Van der Sloot: If Holloway Is Found, 'I Think I'd Hate Her'

ByABC News
February 23, 2006, 11:12 PM

Feb. 24, 2006 — -- In an exclusive interview, Joran van der Sloot told ABC News' "Primetime" his side of the story about the night he met Natalee Holloway, the Alabama teen who disappeared from Aruba in May.

After all the inconsistencies in his statements about Holloway's disappearance, van der Sloot told ABC News' "Primetime" he understood why it was difficult for the media or other people to believe him.

"I don't trust the media, and I don't think, I don't really care, if the media trusts me or not," he said. "I want to be trusted, and you earn that trust by telling the truth. And that's what I am trying to do. I'm just happy that I told the story. I said what happened, and that's good."

But van der Sloot also said if he could speak to Holloway now, he wouldn't have anything nice to say.

"If I were to see her if she were to be found tomorrow, I think I'd hate her," he said. "If she really ran away from home, if she did something like that, I'd hate her."

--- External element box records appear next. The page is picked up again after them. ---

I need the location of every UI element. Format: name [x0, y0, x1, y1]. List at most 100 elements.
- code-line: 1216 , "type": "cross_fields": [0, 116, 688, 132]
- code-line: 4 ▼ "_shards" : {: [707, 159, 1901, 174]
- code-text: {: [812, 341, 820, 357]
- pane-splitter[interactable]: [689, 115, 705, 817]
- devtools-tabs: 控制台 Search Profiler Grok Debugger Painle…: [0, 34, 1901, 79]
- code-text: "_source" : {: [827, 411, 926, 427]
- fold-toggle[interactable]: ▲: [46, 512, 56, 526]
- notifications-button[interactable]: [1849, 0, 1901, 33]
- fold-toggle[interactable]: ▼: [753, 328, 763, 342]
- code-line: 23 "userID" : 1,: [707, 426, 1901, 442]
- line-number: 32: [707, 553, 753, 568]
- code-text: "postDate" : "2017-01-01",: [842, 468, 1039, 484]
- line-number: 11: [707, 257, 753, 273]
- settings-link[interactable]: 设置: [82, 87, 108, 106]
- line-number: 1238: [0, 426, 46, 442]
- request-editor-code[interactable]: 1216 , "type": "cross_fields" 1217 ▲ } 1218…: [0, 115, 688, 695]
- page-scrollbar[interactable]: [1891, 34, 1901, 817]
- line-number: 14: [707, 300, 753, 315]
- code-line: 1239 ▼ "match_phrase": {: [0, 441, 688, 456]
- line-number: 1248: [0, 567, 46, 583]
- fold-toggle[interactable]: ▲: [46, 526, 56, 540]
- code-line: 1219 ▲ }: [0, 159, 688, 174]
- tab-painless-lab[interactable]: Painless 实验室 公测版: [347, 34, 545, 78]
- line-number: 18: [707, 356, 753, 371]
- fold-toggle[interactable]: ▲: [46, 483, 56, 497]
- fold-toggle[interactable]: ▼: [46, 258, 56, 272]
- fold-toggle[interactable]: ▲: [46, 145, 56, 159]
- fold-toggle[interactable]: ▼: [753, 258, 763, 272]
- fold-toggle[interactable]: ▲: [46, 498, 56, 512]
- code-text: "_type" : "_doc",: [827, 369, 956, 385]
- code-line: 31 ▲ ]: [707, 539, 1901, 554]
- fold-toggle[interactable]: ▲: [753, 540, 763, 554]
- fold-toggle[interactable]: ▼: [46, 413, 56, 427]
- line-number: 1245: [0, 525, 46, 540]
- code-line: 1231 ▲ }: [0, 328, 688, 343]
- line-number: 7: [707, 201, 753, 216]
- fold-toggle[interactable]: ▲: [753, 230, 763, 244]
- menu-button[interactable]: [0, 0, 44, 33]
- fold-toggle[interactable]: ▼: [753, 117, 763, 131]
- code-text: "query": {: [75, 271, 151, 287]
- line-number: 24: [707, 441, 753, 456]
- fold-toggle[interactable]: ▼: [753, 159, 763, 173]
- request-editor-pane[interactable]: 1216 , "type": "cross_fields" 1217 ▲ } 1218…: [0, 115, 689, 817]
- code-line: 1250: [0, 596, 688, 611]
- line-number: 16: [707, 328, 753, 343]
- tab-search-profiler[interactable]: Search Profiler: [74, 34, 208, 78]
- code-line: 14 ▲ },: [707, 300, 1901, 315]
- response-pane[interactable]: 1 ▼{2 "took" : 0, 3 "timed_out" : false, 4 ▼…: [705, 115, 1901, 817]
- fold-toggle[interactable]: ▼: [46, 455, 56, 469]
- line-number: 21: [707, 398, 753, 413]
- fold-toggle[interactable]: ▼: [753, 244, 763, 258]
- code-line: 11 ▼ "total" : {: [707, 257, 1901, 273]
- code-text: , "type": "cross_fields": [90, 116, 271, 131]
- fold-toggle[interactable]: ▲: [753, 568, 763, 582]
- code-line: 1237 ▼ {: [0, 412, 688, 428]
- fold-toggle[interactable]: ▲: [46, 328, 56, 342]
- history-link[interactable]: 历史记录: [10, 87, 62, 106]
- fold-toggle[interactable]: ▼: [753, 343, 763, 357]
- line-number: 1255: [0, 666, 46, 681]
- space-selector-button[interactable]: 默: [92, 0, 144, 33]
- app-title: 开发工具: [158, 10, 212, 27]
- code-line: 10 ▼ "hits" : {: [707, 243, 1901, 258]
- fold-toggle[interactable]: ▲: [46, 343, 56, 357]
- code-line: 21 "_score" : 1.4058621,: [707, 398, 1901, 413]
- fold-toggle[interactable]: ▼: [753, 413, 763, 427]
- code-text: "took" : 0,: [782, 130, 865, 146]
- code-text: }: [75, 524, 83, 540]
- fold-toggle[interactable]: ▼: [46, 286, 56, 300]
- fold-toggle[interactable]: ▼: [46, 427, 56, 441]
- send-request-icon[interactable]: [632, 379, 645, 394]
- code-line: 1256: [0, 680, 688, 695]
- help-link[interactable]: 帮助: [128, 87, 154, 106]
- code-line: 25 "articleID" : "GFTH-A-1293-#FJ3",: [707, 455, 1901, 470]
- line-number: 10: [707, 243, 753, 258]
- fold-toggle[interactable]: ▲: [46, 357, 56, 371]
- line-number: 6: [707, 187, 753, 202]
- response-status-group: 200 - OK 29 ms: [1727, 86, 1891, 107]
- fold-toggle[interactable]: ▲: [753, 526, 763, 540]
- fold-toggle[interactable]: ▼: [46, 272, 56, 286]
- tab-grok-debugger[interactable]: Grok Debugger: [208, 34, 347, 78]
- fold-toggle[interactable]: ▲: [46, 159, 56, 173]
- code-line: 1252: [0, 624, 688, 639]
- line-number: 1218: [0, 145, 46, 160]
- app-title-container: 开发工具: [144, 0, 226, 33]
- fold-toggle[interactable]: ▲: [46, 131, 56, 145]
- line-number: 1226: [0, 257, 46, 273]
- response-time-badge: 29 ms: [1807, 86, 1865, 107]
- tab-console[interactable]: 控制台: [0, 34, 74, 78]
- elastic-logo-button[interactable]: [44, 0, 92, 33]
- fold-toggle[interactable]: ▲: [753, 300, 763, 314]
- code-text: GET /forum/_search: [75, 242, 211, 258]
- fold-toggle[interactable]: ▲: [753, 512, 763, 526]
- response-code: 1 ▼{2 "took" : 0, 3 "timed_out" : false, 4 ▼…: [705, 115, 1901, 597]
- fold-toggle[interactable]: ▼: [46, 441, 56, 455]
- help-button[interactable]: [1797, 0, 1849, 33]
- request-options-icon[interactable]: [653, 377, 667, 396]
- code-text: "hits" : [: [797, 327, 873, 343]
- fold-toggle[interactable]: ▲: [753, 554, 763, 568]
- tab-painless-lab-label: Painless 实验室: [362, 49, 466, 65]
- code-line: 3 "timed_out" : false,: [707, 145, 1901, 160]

Van der Sloot said he and Holloway met at a bar, where he did "jelly" shots and they had shots of Bacardi 151 rum. The two went to the beach, he said, where they "cuddled." That night, he says Holloway said something rather shocking about her mother, Beth Twitty.

"She told me her mom was Hitler's sister," he said.

Van der Sloot said that he was picked up by a friend at the beach but that Holloway refused to join him. He said he left her behind, which he now admits was the wrong thing to do.

Van der Sloot said that later, when Holloway went missing and he came face to face with Twitty, he lied and told her that he and his friend had dropped Holloway off at the Holiday Inn. Van der Sloot said he might have told the real story if the family had not been so aggressive when they met the first time.

"They show up at our house screaming and yelling, cussing," he said. "I mean, if -- the way they were putting pressure on us just made us, probably made us, want to lie more because we seemed like we were in big trouble."